Constitucional Plurinacional 0238/2018-S1 de 11 de junio
Tribunal Constitucional Plurinacional de Bolivia

Constitucional Plurinacional 0238/2018-S1 de 11 de junio

Fecha: 11-Jun-2018

no es posible admitir la exigencia de extremados ritualismos o formalismos, que eclipsen o impidan su materialización

Resumiendo lo precedentemente señalado, se debe puntualizar que el principio de verdad material consagrado por la propia Constitución Política del Estado, corresponde ser aplicado a todos los ámbitos del derecho; en ese orden, debe impregnar completamente la función de impartir justicia. Por ende, no es posible admitir la exigencia de extremados ritualismos o formalismos, que eclipsen o impidan su materialización, dado que todo ciudadano tiene derecho a una justicia material, como se desprende de lo estipulado por el art. 1 de la CPE, por lo que, debe garantizarse que las decisiones de las autoridades jurisdiccionales a cargo del proceso, sean producto de apreciaciones jurídicas, procurando la resolución de fondo de las problemáticas sometidas a su jurisdicción y competencia; pues si bien, las normas adjetivas prevén métodos y formas que aseguren el derecho a la igualdad de las partes procesales, para garantizar la paz social evitando cualquier tipo de desorden o caos jurídico; sin embargo, los mecanismos previstos no pueden ser aplicados por encima de los deberes constitucionales, como es la de otorgar efectiva protección de los derechos constitucionales y legales, accediendo a una justicia material y por lo tanto, verdaderamente eficaz y eficiente.
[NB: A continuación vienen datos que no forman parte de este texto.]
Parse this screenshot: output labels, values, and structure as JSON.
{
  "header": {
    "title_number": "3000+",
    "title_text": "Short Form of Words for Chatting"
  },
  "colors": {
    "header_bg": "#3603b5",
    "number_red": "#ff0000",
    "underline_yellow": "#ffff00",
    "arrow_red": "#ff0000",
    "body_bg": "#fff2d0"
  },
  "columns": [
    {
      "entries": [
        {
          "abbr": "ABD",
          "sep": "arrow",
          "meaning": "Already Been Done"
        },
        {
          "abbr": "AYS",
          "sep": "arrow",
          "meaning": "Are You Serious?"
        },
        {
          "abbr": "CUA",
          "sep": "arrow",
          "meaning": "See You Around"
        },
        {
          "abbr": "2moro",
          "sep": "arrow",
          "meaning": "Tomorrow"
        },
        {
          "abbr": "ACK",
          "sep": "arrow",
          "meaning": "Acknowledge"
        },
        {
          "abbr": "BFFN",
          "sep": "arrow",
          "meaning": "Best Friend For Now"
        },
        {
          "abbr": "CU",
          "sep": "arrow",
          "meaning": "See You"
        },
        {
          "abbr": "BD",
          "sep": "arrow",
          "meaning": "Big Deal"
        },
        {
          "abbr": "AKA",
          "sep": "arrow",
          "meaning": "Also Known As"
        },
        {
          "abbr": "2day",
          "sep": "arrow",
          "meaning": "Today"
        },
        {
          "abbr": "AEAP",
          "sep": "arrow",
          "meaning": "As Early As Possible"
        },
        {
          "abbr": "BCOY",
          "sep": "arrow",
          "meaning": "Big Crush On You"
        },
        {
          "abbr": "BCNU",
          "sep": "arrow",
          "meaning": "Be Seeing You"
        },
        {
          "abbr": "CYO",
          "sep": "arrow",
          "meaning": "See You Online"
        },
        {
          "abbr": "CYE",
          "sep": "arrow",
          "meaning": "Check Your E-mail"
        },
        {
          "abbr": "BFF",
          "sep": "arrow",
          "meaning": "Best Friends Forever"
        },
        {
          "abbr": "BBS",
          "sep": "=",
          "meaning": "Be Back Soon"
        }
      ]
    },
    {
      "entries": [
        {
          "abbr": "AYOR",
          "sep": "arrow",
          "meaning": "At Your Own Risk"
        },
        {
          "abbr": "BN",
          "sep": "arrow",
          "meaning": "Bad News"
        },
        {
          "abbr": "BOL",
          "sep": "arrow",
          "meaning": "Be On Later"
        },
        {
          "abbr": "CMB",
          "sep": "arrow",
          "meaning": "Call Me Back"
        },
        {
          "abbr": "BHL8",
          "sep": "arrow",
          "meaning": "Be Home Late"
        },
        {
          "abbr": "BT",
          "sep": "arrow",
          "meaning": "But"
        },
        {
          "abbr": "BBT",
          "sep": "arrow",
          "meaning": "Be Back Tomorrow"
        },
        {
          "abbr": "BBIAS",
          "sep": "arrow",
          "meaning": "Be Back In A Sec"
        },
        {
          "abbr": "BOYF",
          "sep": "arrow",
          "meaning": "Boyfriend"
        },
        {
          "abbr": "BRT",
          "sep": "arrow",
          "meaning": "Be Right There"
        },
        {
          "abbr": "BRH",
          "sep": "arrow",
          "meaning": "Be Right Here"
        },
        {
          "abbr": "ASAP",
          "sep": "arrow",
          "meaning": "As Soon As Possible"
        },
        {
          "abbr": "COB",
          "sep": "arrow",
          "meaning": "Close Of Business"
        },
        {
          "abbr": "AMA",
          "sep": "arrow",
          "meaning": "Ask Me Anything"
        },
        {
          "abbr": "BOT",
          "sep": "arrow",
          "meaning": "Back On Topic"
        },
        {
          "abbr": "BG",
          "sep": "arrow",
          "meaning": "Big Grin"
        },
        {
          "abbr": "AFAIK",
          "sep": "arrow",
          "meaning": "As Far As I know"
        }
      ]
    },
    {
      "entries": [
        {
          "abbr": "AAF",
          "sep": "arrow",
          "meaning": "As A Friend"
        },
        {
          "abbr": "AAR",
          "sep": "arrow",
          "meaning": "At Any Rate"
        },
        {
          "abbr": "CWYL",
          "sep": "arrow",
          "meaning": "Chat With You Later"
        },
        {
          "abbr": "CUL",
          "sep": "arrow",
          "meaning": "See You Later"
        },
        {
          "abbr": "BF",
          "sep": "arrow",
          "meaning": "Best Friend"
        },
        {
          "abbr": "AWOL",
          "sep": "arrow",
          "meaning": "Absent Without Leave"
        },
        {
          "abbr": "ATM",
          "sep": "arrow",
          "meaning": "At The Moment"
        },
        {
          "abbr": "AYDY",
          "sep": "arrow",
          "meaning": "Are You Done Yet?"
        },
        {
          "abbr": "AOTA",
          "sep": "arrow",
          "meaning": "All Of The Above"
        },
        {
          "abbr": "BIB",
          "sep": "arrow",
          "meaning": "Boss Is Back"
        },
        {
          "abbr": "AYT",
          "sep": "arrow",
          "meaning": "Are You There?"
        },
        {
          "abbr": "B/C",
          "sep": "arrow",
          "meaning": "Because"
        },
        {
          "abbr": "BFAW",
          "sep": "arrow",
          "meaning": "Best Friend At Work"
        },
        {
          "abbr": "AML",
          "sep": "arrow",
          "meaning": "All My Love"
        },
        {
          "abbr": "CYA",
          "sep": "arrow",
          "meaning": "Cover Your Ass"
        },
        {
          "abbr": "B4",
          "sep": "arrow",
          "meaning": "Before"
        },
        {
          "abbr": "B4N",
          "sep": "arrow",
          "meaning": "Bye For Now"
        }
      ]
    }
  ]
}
Todo ello con el objetivo final de que el derecho sustancial prevalezca sobre cualquier regla procesal que no sea estrictamente indispensable para resolver el fondo del caso sometido a conocimiento del juez (las negrillas son nuestras)

El principio de verdad material, orienta que el sistema de administración de justicia no puede ni debe, concebirse como un fin en sí mismo, sino más bien como un medio para obtener el logro y realización de los valores constitucionales, constriñendo a los administradores de justicia en todas las instancias, a reconocer la prevalencia del derecho sustantivo sobre el derecho adjetivo o sobre las formas procesales.